Sunday, December 9

Guest Post : Bullying


Writer's Bio : Mr Aaron Yeo is a freelance writer who has BA in Communication from State University of New York, Buffalo. He is currently a Production Editor for John Wiley & Sons Singapore. He is also my dear friend and ex-colleague. Aaron has kindly shared his views on my previous entries of Bullying. If you would like him to be a guest post for your site, he can be contacted via email at kfaayo(at)gmail(dot)com.


During playtime, someone is pushed into a corner, harassed and called names. Many other students see the bullying take place. They have all seen the bully and/or the student being bullied. But nobody takes action. The all expect some other student to tell the teacher, but nobody does.

Ashley has mentioned in a previous entry that discussed the definition of bullying, tips to recognize and deal with bullies, but we need to also educate our children to not stay silent and respond to bullying when they witness it.

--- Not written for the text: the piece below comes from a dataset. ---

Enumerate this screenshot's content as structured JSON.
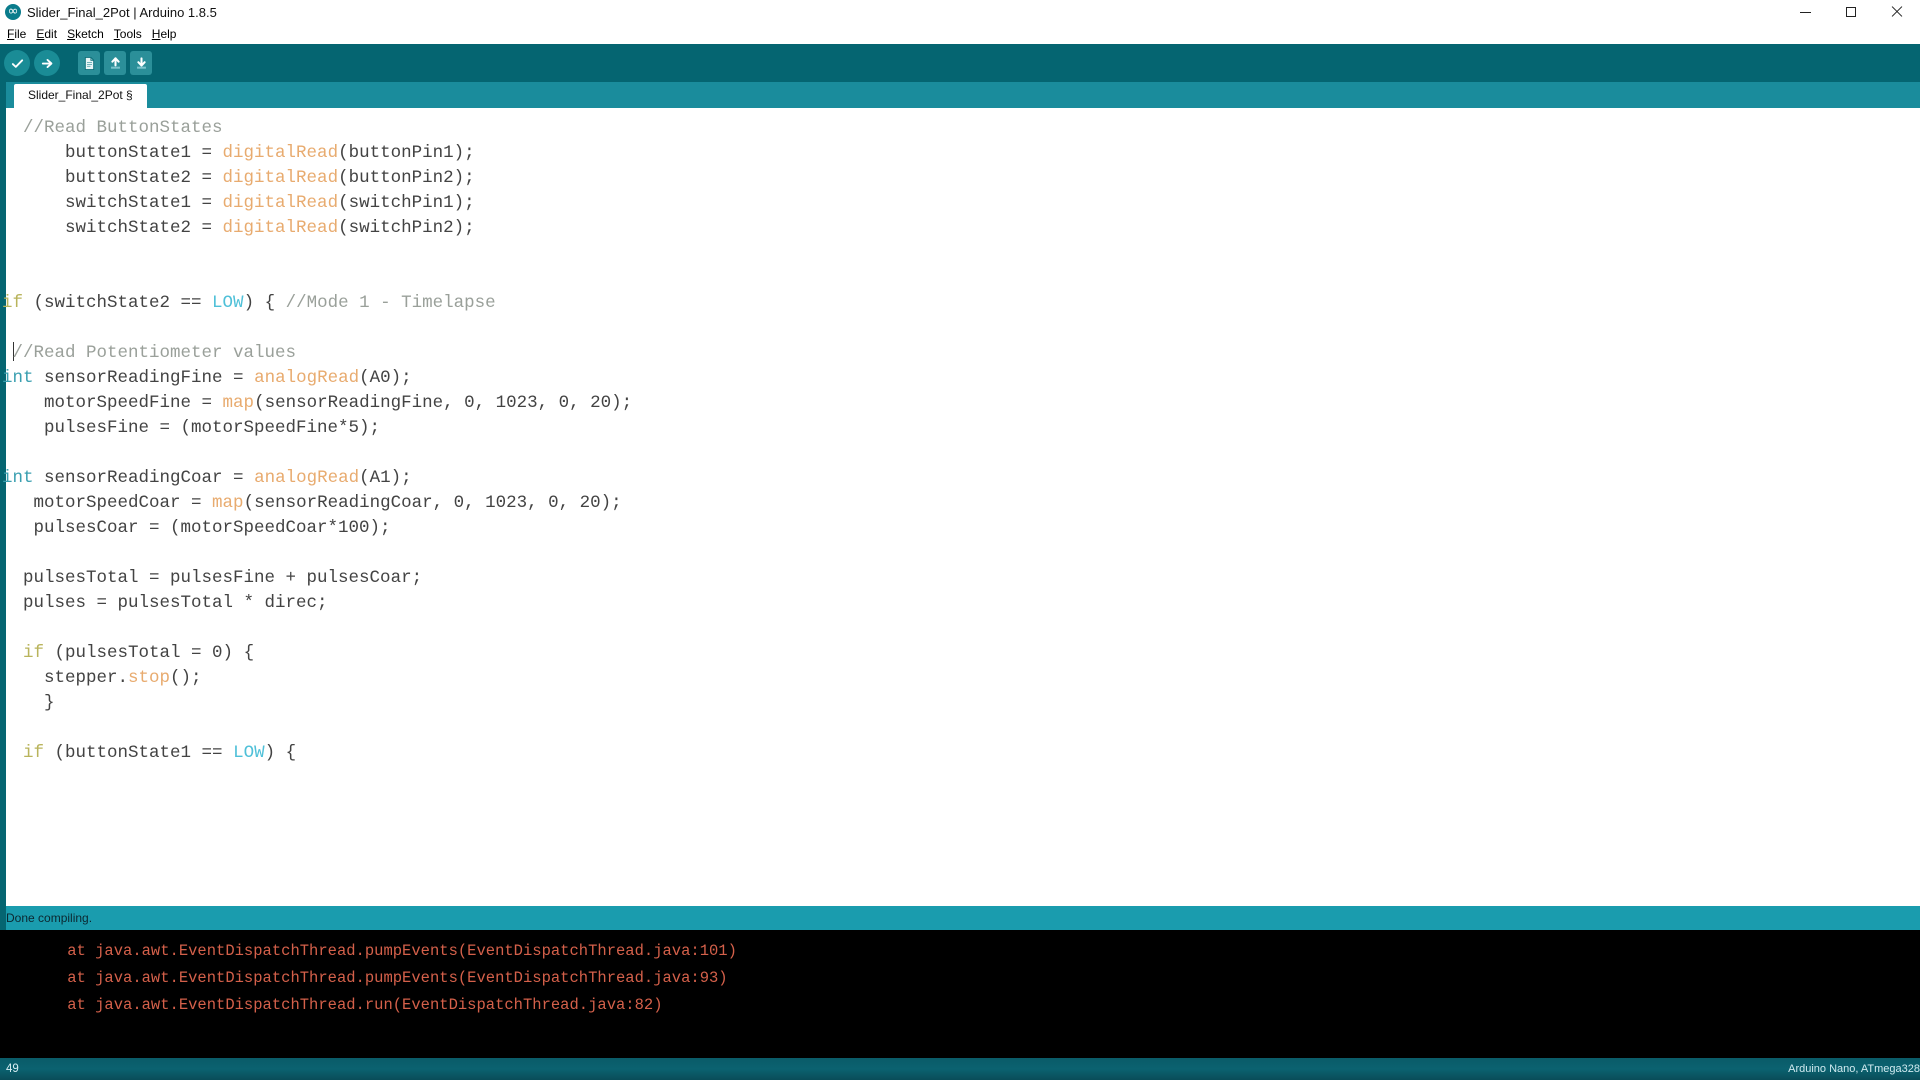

When bad things take place especially in a situation where there are numerous individuals present, the responsibility to take corrective action is somehow this out and we expect someone else to do something about it. On top of the perceived lessened responsibility to take action, our more reserved Asian culture may sometimes even encourage a passive role to not intervene into the affairs of others.
Here are some ideas that you might try with your kids to encourage them to not be a bystander to bullying.

  • Teach children to recognize when bullying has taken place

Define in clear simple terms what bullying is and reach them how to tell apart horseplay and genuine bullying.

  • Expose and encourage children to embrace diversity teach them empathy

Children who are bullied are usually don't fit in socially or are sometimes "different" from those around them. By exposing them to different cultures and encouraging empathy, children will find it easier to interact better and even develop friendships with people outside their comfort zones.

  • Positive role models

Tell children about positive role models in both fiction and in real life. Many animated movies have a hero or heroine that stood up for the weak. In real life, tell them about the civil rights movement share personal stories of about how someone you know stood up for someone weak. Let them know that it is OK to tell the teacher that someone is being bullied.


Thanks for reading & a big thank you to Aaron for taking time to write for Mothers' Avenue!